Илья Захарович разошелся не на шутку, а я все думала об этом слепке. Я помню эту историю. Раньше некоторые нечистые на руку артефактники частенько прибегали к подобной процедуре. Создавали идентичную копию какого-нибудь артефакта и выдавали его за настоящий. На самом деле он и был настоящим. Перенимал все основные функции оригинала, единственное, что выдыхался быстро и требовал постоянной подпитки. Сейчас это не столько карается законом, сколько потеряло всякий смысл, поскольку настоящие артефактники дорожат своей репутацией, да и мало их, чтобы промышлять чем-то подобным, а у недоучки можно разве что амулет заказать, по-настоящему стоящими вещами они не занимаются, да и знаний не хватит создать что-то большее. И если Илья Захарович об этом заговорил, то это может означать только одно — начудил он по-полной.
— Вы думаете, они приходили за вашим слепком? — перебила я поток обвинений в адрес бедного, ни в чем неповинного темного.
— Я не думаю, я знаю.
— Но за слепком чего они приходили?
— Ножа.
— Ножа? — нахмурилась я. — Он… что, такой ценный, что его нужно было похищать?
— В том-то и дело, что нет, Элечка. В том-то и дело. Об этом знает только твоя бабушка. Только она, клянусь.
— Знает о чем? — вконец растерялась я от бурной реакции профессора.
— О том, что я сделал, когда она отдала мне Хаджен.
И вот тут-то до меня дошло.
— Хаджен? Вы сделали слепок Хаджен?
У меня не было слов, одни многоточия. Это же… это же… катастрофа, это конец света, причем конкретно для меня.
— Насколько он идентичен?
Хотя зачем я спрашиваю, человек, который создал живой автомобиль, может сотворить все, что угодно.
— И бабушка в этом участвовала?
— Конечно, нет, — встрепенулся профессор. — Я ей позже рассказал. Точнее покаялся. Она просила меня уничтожить его.
— Но вы этого не сделали.
— Нет, — горестно ответил он. — Я не смог. Много раз собирался, но у меня не хватило духу. Ты же понимаешь меня, понимаешь?
Нет, я не понимала. Я ничего не понимала. А еще все думала, зачем похитителям нож? Ответ пришел сам собой: чтобы выкрасть оригинал из дома Данилевич. Остается только один вопрос:
— Скажите, профессор, а как похитители могли узнать о вашем тайнике? Вы кому-нибудь о нем говорили?
— Конечно, нет.
— А ученики, друзья, знакомые.
— Я показывал Хаджен однажды… своему старому другу, ученому, который также как и я, был увлечен историей жизни Бальтазара Бьюэрмана. Вы знаете, Элечка, очень может быть, что это и есть тот потерянный ритуальный нож, который использовали в ритуале создания тайного мира.
— Как же он оказался в семье Данилевич?
— Возможно, Бальтазар подарил его возлюбленной, в знак своей любви и преданности.
А она, в свою очередь подарила ему четырехлистник.
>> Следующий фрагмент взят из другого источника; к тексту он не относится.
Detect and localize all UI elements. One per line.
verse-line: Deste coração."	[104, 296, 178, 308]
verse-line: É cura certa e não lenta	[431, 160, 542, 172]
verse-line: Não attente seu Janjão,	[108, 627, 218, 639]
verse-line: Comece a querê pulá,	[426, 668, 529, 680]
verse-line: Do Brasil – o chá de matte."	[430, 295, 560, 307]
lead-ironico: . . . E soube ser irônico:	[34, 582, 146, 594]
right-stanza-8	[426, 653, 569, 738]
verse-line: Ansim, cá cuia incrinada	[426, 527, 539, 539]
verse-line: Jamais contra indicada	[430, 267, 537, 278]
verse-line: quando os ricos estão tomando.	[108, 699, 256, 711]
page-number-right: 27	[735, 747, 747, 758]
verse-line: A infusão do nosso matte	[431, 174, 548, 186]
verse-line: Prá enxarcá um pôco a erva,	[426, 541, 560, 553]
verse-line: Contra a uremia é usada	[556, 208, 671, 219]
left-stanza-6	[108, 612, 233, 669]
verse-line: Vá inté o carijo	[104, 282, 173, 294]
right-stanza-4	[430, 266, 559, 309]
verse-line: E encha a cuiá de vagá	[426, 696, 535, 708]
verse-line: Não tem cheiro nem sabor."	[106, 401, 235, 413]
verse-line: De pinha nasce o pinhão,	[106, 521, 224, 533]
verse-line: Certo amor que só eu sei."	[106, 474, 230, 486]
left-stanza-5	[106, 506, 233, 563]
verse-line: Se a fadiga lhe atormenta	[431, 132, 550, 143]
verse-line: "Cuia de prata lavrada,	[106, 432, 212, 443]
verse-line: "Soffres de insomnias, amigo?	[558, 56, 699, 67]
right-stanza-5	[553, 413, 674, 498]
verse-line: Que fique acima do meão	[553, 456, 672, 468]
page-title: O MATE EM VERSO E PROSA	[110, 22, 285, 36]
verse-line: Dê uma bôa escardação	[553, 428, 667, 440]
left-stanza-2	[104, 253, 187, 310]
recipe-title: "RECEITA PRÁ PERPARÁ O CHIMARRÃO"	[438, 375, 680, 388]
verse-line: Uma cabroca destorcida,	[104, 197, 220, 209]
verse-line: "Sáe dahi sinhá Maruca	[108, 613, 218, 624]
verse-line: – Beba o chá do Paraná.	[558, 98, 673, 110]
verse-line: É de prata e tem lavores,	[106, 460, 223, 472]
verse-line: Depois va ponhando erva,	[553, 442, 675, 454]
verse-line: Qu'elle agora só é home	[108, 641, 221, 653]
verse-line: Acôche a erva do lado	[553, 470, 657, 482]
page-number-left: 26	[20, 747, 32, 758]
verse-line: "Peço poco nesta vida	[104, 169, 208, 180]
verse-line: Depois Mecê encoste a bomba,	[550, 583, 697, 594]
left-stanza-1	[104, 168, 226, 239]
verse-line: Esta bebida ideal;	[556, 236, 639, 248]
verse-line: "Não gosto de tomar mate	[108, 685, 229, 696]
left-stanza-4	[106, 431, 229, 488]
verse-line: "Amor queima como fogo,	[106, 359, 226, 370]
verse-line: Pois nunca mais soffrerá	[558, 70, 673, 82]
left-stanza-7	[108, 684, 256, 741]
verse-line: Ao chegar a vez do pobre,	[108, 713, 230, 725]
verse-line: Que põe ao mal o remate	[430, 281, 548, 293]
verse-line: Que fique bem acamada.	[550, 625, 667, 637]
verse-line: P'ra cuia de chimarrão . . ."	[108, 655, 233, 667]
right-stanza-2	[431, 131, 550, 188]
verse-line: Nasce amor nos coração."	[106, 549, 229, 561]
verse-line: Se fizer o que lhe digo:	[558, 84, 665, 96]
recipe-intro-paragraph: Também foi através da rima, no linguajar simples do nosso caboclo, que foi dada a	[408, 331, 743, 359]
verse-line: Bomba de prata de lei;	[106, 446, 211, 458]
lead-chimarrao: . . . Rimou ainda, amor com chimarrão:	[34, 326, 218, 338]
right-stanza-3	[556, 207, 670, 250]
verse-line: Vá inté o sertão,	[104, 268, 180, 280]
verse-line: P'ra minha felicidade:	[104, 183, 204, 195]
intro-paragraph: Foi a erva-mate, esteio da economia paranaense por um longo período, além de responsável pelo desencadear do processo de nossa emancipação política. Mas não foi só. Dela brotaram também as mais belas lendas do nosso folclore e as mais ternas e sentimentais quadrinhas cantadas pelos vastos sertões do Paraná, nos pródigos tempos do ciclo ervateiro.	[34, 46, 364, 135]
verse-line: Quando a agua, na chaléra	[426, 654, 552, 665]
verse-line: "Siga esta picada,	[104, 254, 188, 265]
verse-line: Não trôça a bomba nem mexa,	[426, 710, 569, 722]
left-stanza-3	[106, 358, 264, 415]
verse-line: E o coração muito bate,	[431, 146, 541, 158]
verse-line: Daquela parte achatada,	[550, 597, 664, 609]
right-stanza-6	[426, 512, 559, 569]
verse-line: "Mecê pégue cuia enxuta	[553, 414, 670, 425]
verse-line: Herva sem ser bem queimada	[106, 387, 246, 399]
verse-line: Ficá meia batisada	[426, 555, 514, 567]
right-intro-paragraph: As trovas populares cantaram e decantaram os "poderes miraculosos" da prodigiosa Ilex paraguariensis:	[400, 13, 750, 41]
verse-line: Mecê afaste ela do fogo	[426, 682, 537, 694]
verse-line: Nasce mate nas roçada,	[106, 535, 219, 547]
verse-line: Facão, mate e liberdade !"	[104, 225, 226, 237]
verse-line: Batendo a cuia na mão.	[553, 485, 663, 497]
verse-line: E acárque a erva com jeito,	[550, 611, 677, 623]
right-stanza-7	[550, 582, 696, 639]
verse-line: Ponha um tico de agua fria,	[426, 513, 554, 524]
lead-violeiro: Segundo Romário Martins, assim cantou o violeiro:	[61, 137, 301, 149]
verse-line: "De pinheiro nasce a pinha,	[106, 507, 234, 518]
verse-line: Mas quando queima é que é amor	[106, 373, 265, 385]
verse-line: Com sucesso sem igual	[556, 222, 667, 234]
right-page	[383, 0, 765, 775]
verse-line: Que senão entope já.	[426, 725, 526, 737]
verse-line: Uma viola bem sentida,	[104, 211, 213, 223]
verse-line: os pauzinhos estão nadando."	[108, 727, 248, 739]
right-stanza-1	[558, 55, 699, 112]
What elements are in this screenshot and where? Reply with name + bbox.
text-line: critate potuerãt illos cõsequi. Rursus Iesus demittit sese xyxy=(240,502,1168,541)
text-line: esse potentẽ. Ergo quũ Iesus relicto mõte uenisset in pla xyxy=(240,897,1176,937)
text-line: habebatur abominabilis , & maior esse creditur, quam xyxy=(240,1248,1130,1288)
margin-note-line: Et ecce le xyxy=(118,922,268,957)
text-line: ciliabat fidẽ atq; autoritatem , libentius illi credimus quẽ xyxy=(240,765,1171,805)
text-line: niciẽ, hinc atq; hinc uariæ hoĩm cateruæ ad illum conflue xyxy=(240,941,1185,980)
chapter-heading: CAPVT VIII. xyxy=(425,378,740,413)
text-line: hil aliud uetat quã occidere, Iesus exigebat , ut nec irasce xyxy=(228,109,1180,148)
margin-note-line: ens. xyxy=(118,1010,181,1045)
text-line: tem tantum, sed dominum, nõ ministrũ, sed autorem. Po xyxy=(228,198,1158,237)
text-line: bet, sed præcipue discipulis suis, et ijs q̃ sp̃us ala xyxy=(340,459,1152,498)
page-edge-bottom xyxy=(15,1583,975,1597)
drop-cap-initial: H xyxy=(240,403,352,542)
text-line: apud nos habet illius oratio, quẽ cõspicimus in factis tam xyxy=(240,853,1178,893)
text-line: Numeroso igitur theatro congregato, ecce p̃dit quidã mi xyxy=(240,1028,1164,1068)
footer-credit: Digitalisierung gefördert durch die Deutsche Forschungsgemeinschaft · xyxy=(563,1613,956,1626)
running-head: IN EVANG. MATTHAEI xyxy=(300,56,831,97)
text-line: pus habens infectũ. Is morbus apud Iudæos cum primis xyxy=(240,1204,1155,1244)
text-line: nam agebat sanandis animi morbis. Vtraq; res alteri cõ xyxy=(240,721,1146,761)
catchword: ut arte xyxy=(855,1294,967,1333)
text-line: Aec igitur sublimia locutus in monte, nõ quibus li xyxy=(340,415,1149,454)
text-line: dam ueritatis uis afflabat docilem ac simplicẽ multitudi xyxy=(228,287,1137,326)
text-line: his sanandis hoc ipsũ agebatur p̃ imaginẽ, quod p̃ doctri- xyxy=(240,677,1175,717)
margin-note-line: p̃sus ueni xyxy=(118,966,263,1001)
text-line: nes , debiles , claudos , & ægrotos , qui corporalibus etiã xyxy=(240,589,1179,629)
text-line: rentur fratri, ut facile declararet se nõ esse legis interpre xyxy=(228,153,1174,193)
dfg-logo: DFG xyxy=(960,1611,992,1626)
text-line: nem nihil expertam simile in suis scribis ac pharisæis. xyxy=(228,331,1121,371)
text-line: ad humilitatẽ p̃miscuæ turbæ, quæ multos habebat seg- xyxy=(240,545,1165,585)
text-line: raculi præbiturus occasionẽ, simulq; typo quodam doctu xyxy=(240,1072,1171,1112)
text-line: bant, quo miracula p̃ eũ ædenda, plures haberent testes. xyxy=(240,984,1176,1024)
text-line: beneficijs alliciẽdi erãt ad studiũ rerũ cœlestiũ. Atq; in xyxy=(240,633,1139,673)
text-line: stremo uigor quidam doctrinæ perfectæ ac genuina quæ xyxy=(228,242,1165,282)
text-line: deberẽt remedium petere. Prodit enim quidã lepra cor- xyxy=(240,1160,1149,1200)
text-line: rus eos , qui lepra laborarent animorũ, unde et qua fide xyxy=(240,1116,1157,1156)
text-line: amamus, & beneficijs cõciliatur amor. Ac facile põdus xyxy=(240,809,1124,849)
Скорее всего, так и было.
— Профессор, а вы можете связать меня с тем ученым?
— К сожалению, нет, он скончался много лет назад.
— А как его звали?
— Отто, мастер Эмир Отто.
Это имя мне было знакомо. Я покопалась в памяти, и выудила оттуда интересную информацию.
— Постойте, а мастер Отто это не тот.